Yet another example just now of what must rank as a textbook example of the worst kind of error message - "Invalid Parameter":
The message is unhelpful in that it neither tells you which parameter was invalid, nor how it was invalid.
It is even worse in this particular case, because it can also happen when the parameters are each individually valid, but the particular combination is not allowed.
So fixing the problem becomes a game of trial-and-error.
So what makes for a good error message?
(and in that, I'm including API return codes)
The key thing is that it must not just tell that something is wrong - it must give you sufficient information to know what was wrong, why it was wrong and, thus, how to fix it!
In the case of the API return codes here, that probably means that one single code is not enough - there will need to be a number of codes, each describing a specific error.
A great error message would be as you described, telling you what is wrong, where it went wrong (be that code line or register address), which system was affected and how to fix it.
I guess the issue is that for developers of Libraries and Compilers is that they have to assume a level of skill and coding knowledge on behalf of the user. For a skilled programmer, a simple error message or error code return value is sufficient to isolate the issue *most* of the time. For people such as myself who are fresh out of University and are still learning however, sometimes it's not so obvious.
I remember issues with Socket maniplation that would return error codes that were outside the values listed in error code list for sockets leaving me clueless in what the error issue even was for a while. So a little more information would be appreciated in most instances.
I do think that in some instances, not all errors need huge detail. Sometimes just a friendly reminder and a point to the code is all that is needed for most programmers with basic level coding skills to understand, such as "expected ';' ", there's no need to explain much there.
With regards to error values, I think that having error values that can be linked back to well defined error conditions is extremely helpful, from a learning standpoint as well as a code fixing standpoint, but I do think that again the developers have to assume there is some knowledge of the subject in the users. Otherwise they would need to list every possible user error issue or hardware issue under the sun to create a list that had all the desired information we are talking about.

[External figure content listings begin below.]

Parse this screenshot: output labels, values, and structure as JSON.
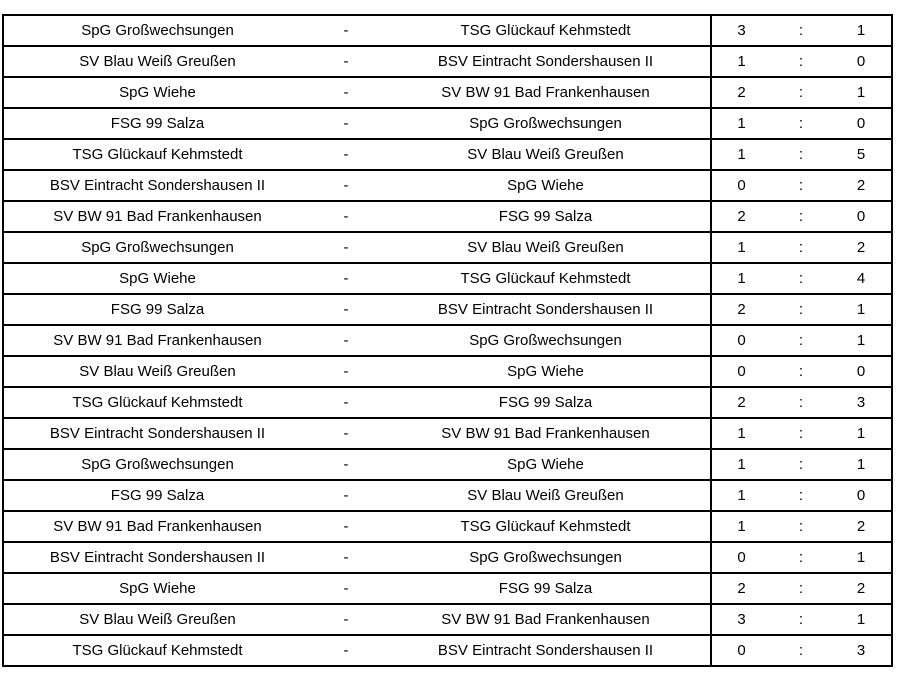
{
  "table": {
    "dash": "-",
    "colon": ":",
    "colors": {
      "border": "#000000",
      "text": "#000000",
      "background": "#ffffff"
    },
    "rows": [
      {
        "home": "SpG Großwechsungen",
        "away": "TSG Glückauf Kehmstedt",
        "score_home": "3",
        "score_away": "1"
      },
      {
        "home": "SV Blau Weiß Greußen",
        "away": "BSV Eintracht Sondershausen II",
        "score_home": "1",
        "score_away": "0"
      },
      {
        "home": "SpG Wiehe",
        "away": "SV BW 91 Bad Frankenhausen",
        "score_home": "2",
        "score_away": "1"
      },
      {
        "home": "FSG 99 Salza",
        "away": "SpG Großwechsungen",
        "score_home": "1",
        "score_away": "0"
      },
      {
        "home": "TSG Glückauf Kehmstedt",
        "away": "SV Blau Weiß Greußen",
        "score_home": "1",
        "score_away": "5"
      },
      {
        "home": "BSV Eintracht Sondershausen II",
        "away": "SpG Wiehe",
        "score_home": "0",
        "score_away": "2"
      },
      {
        "home": "SV BW 91 Bad Frankenhausen",
        "away": "FSG 99 Salza",
        "score_home": "2",
        "score_away": "0"
      },
      {
        "home": "SpG Großwechsungen",
        "away": "SV Blau Weiß Greußen",
        "score_home": "1",
        "score_away": "2"
      },
      {
        "home": "SpG Wiehe",
        "away": "TSG Glückauf Kehmstedt",
        "score_home": "1",
        "score_away": "4"
      },
      {
        "home": "FSG 99 Salza",
        "away": "BSV Eintracht Sondershausen II",
        "score_home": "2",
        "score_away": "1"
      },
      {
        "home": "SV BW 91 Bad Frankenhausen",
        "away": "SpG Großwechsungen",
        "score_home": "0",
        "score_away": "1"
      },
      {
        "home": "SV Blau Weiß Greußen",
        "away": "SpG Wiehe",
        "score_home": "0",
        "score_away": "0"
      },
      {
        "home": "TSG Glückauf Kehmstedt",
        "away": "FSG 99 Salza",
        "score_home": "2",
        "score_away": "3"
      },
      {
        "home": "BSV Eintracht Sondershausen II",
        "away": "SV BW 91 Bad Frankenhausen",
        "score_home": "1",
        "score_away": "1"
      },
      {
        "home": "SpG Großwechsungen",
        "away": "SpG Wiehe",
        "score_home": "1",
        "score_away": "1"
      },
      {
        "home": "FSG 99 Salza",
        "away": "SV Blau Weiß Greußen",
        "score_home": "1",
        "score_away": "0"
      },
      {
        "home": "SV BW 91 Bad Frankenhausen",
        "away": "TSG Glückauf Kehmstedt",
        "score_home": "1",
        "score_away": "2"
      },
      {
        "home": "BSV Eintracht Sondershausen II",
        "away": "SpG Großwechsungen",
        "score_home": "0",
        "score_away": "1"
      },
      {
        "home": "SpG Wiehe",
        "away": "FSG 99 Salza",
        "score_home": "2",
        "score_away": "2"
      },
      {
        "home": "SV Blau Weiß Greußen",
        "away": "SV BW 91 Bad Frankenhausen",
        "score_home": "3",
        "score_away": "1"
      },
      {
        "home": "TSG Glückauf Kehmstedt",
        "away": "BSV Eintracht Sondershausen II",
        "score_home": "0",
        "score_away": "3"
      }
    ]
  }
}
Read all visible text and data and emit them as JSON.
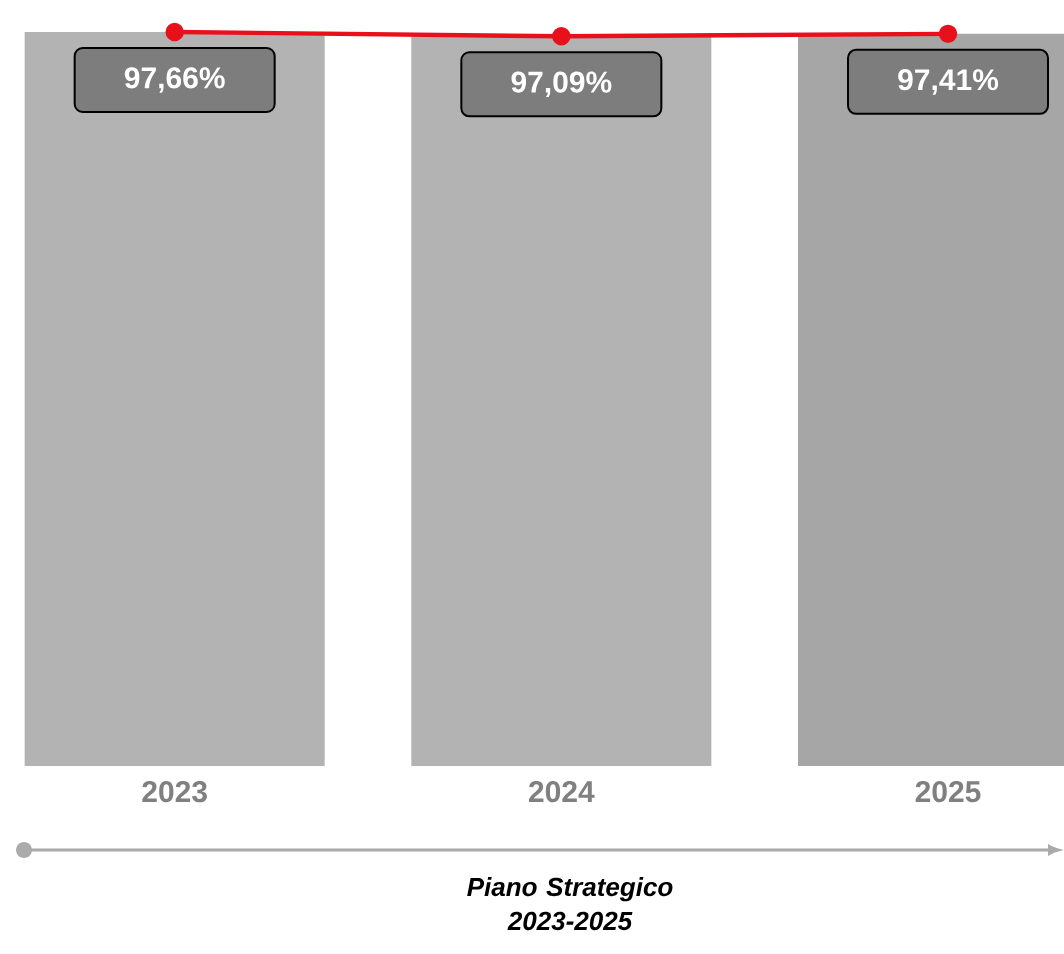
{
  "chart_data": {
    "type": "bar",
    "categories": [
      "2023",
      "2024",
      "2025"
    ],
    "series": [
      {
        "colors": [
          "#b3b3b3",
          "#b3b3b3",
          "#a6a6a6"
        ],
        "values": [
          97.66,
          97.09,
          97.41
        ]
      },
      {
        "type": "line",
        "color": "#e8101a",
        "values": [
          97.66,
          97.09,
          97.41
        ],
        "value_labels": [
          "97,66%",
          "97,09%",
          "97,41%"
        ]
      }
    ],
    "marker": "circle",
    "grid": false,
    "annotations": [
      "Piano Strategico 2023-2025"
    ]
  }
}
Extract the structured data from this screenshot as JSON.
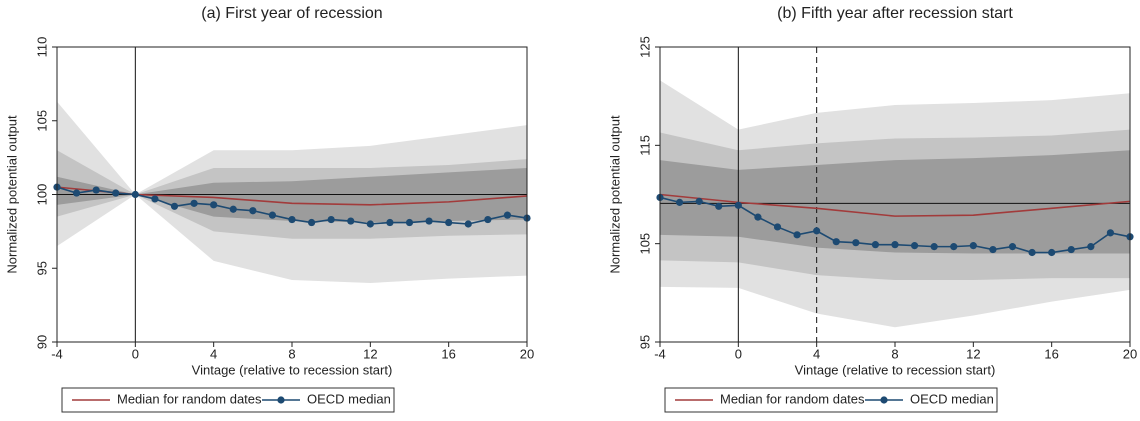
{
  "chart_data": [
    {
      "type": "line",
      "title": "(a) First year of recession",
      "xlabel": "Vintage (relative to recession start)",
      "ylabel": "Normalized potential output",
      "xlim": [
        -4,
        20
      ],
      "ylim": [
        90,
        110
      ],
      "xticks": [
        -4,
        0,
        4,
        8,
        12,
        16,
        20
      ],
      "yticks": [
        90,
        95,
        100,
        105,
        110
      ],
      "hline": 100,
      "vlines": [
        {
          "value": 0,
          "style": "solid"
        }
      ],
      "band_x": [
        -4,
        0,
        4,
        8,
        12,
        16,
        20
      ],
      "bands": [
        {
          "color": "#e1e1e1",
          "upper": [
            106.3,
            100,
            103,
            103,
            103.3,
            104,
            104.7
          ],
          "lower": [
            96.5,
            100,
            95.5,
            94.2,
            94,
            94.3,
            94.5
          ]
        },
        {
          "color": "#c4c4c4",
          "upper": [
            103,
            100,
            101.8,
            101.8,
            101.8,
            102,
            102.4
          ],
          "lower": [
            98.5,
            100,
            97.5,
            97,
            97,
            97.2,
            97.3
          ]
        },
        {
          "color": "#9c9c9c",
          "upper": [
            101.2,
            100,
            100.8,
            100.9,
            101.2,
            101.5,
            101.8
          ],
          "lower": [
            99.3,
            100,
            98.5,
            98.2,
            98.1,
            98.2,
            98.3
          ]
        }
      ],
      "series": [
        {
          "name": "Median for random dates",
          "color": "#a23b3b",
          "marker": false,
          "x": [
            -4,
            0,
            4,
            8,
            12,
            16,
            20
          ],
          "values": [
            100.5,
            100,
            99.8,
            99.4,
            99.3,
            99.5,
            99.9
          ]
        },
        {
          "name": "OECD median",
          "color": "#1d4a72",
          "marker": true,
          "x": [
            -4,
            -3,
            -2,
            -1,
            0,
            1,
            2,
            3,
            4,
            5,
            6,
            7,
            8,
            9,
            10,
            11,
            12,
            13,
            14,
            15,
            16,
            17,
            18,
            19,
            20
          ],
          "values": [
            100.5,
            100.1,
            100.3,
            100.1,
            100,
            99.7,
            99.2,
            99.4,
            99.3,
            99,
            98.9,
            98.6,
            98.3,
            98.1,
            98.3,
            98.2,
            98,
            98.1,
            98.1,
            98.2,
            98.1,
            98,
            98.3,
            98.6,
            98.4
          ]
        }
      ]
    },
    {
      "type": "line",
      "title": "(b) Fifth year after recession start",
      "xlabel": "Vintage (relative to recession start)",
      "ylabel": "Normalized potential output",
      "xlim": [
        -4,
        20
      ],
      "ylim": [
        95,
        125
      ],
      "xticks": [
        -4,
        0,
        4,
        8,
        12,
        16,
        20
      ],
      "yticks": [
        95,
        105,
        115,
        125
      ],
      "hline": 109.1,
      "vlines": [
        {
          "value": 0,
          "style": "solid"
        },
        {
          "value": 4,
          "style": "dashed"
        }
      ],
      "band_x": [
        -4,
        0,
        4,
        8,
        12,
        16,
        20
      ],
      "bands": [
        {
          "color": "#e1e1e1",
          "upper": [
            121.6,
            116.6,
            118.3,
            119.1,
            119.3,
            119.6,
            120.3
          ],
          "lower": [
            100.6,
            100.5,
            97.9,
            96.5,
            97.7,
            99.1,
            100.3
          ]
        },
        {
          "color": "#c4c4c4",
          "upper": [
            116.3,
            114.5,
            115.2,
            115.7,
            115.8,
            116,
            116.6
          ],
          "lower": [
            103.3,
            103.1,
            101.8,
            101.3,
            101.3,
            101.5,
            101.5
          ]
        },
        {
          "color": "#9c9c9c",
          "upper": [
            113.5,
            112.5,
            113,
            113.5,
            113.7,
            114,
            114.5
          ],
          "lower": [
            105.9,
            105.7,
            104.6,
            104.1,
            104,
            104,
            104
          ]
        }
      ],
      "series": [
        {
          "name": "Median for random dates",
          "color": "#a23b3b",
          "marker": false,
          "x": [
            -4,
            0,
            4,
            8,
            12,
            16,
            20
          ],
          "values": [
            110,
            109.2,
            108.6,
            107.8,
            107.9,
            108.6,
            109.3
          ]
        },
        {
          "name": "OECD median",
          "color": "#1d4a72",
          "marker": true,
          "x": [
            -4,
            -3,
            -2,
            -1,
            0,
            1,
            2,
            3,
            4,
            5,
            6,
            7,
            8,
            9,
            10,
            11,
            12,
            13,
            14,
            15,
            16,
            17,
            18,
            19,
            20
          ],
          "values": [
            109.7,
            109.2,
            109.3,
            108.8,
            108.9,
            107.7,
            106.7,
            105.9,
            106.3,
            105.2,
            105.1,
            104.9,
            104.9,
            104.8,
            104.7,
            104.7,
            104.8,
            104.4,
            104.7,
            104.1,
            104.1,
            104.4,
            104.7,
            106.1,
            105.7
          ]
        }
      ]
    }
  ]
}
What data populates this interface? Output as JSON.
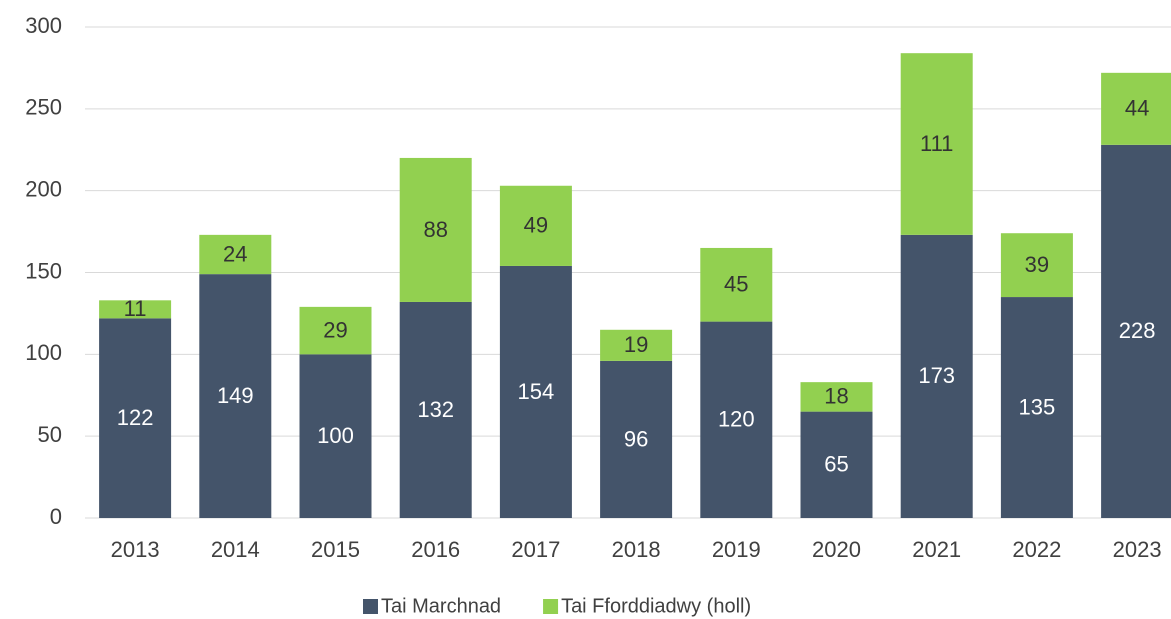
{
  "chart_data": {
    "type": "stacked_bar",
    "categories": [
      "2013",
      "2014",
      "2015",
      "2016",
      "2017",
      "2018",
      "2019",
      "2020",
      "2021",
      "2022",
      "2023"
    ],
    "series": [
      {
        "name": "Tai Marchnad",
        "color": "#44546a",
        "label_color": "#ffffff",
        "values": [
          122,
          149,
          100,
          132,
          154,
          96,
          120,
          65,
          173,
          135,
          228
        ]
      },
      {
        "name": "Tai Fforddiadwy (holl)",
        "color": "#92d050",
        "label_color": "#333333",
        "values": [
          11,
          24,
          29,
          88,
          49,
          19,
          45,
          18,
          111,
          39,
          44
        ]
      }
    ],
    "ylim": [
      0,
      300
    ],
    "yticks": [
      0,
      50,
      100,
      150,
      200,
      250,
      300
    ],
    "grid": true,
    "legend": "bottom"
  }
}
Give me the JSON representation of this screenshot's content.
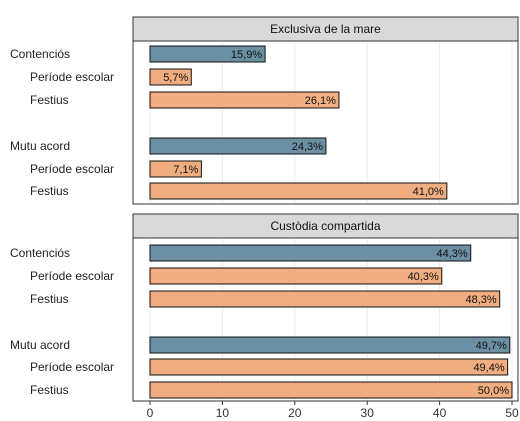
{
  "chart_data": {
    "type": "bar",
    "orientation": "horizontal",
    "xlim": [
      0,
      50
    ],
    "x_ticks": [
      "0",
      "10",
      "20",
      "30",
      "40",
      "50"
    ],
    "grid": true,
    "colors": {
      "group": "#6b8fa3",
      "sub": "#f0ad7f",
      "strip": "#d9d9d9"
    },
    "panels": [
      {
        "title": "Exclusiva de la mare",
        "rows": [
          {
            "label": "Contenciós",
            "value": 15.9,
            "value_label": "15,9%",
            "kind": "group"
          },
          {
            "label": "Període escolar",
            "value": 5.7,
            "value_label": "5,7%",
            "kind": "sub"
          },
          {
            "label": "Festius",
            "value": 26.1,
            "value_label": "26,1%",
            "kind": "sub"
          },
          {
            "label": "Mutu acord",
            "value": 24.3,
            "value_label": "24,3%",
            "kind": "group"
          },
          {
            "label": "Període escolar",
            "value": 7.1,
            "value_label": "7,1%",
            "kind": "sub"
          },
          {
            "label": "Festius",
            "value": 41.0,
            "value_label": "41,0%",
            "kind": "sub"
          }
        ]
      },
      {
        "title": "Custòdia compartida",
        "rows": [
          {
            "label": "Contenciós",
            "value": 44.3,
            "value_label": "44,3%",
            "kind": "group"
          },
          {
            "label": "Període escolar",
            "value": 40.3,
            "value_label": "40,3%",
            "kind": "sub"
          },
          {
            "label": "Festius",
            "value": 48.3,
            "value_label": "48,3%",
            "kind": "sub"
          },
          {
            "label": "Mutu acord",
            "value": 49.7,
            "value_label": "49,7%",
            "kind": "group"
          },
          {
            "label": "Període escolar",
            "value": 49.4,
            "value_label": "49,4%",
            "kind": "sub"
          },
          {
            "label": "Festius",
            "value": 50.0,
            "value_label": "50,0%",
            "kind": "sub"
          }
        ]
      }
    ]
  }
}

MJD093 said:A great error message would be as you described, telling you what is wrong, where it went wrong (be that code line or register address), which system was affected and how to fix it.
I don't think it's necessarily the place of the error message to tell you how to fix the problem (that may not even be possible) - but it should certainly give all the information that you need in order to work out the solution.
MJD093 said:With regards to error values, I think that having error values that can be linked back to well defined error conditions is extremely helpful
My point is that it's not just "helpful" - a "nice to have" - it is essential.
It is the very point of having status returns.
Otherwise, it might just as well be a boolean success/fail.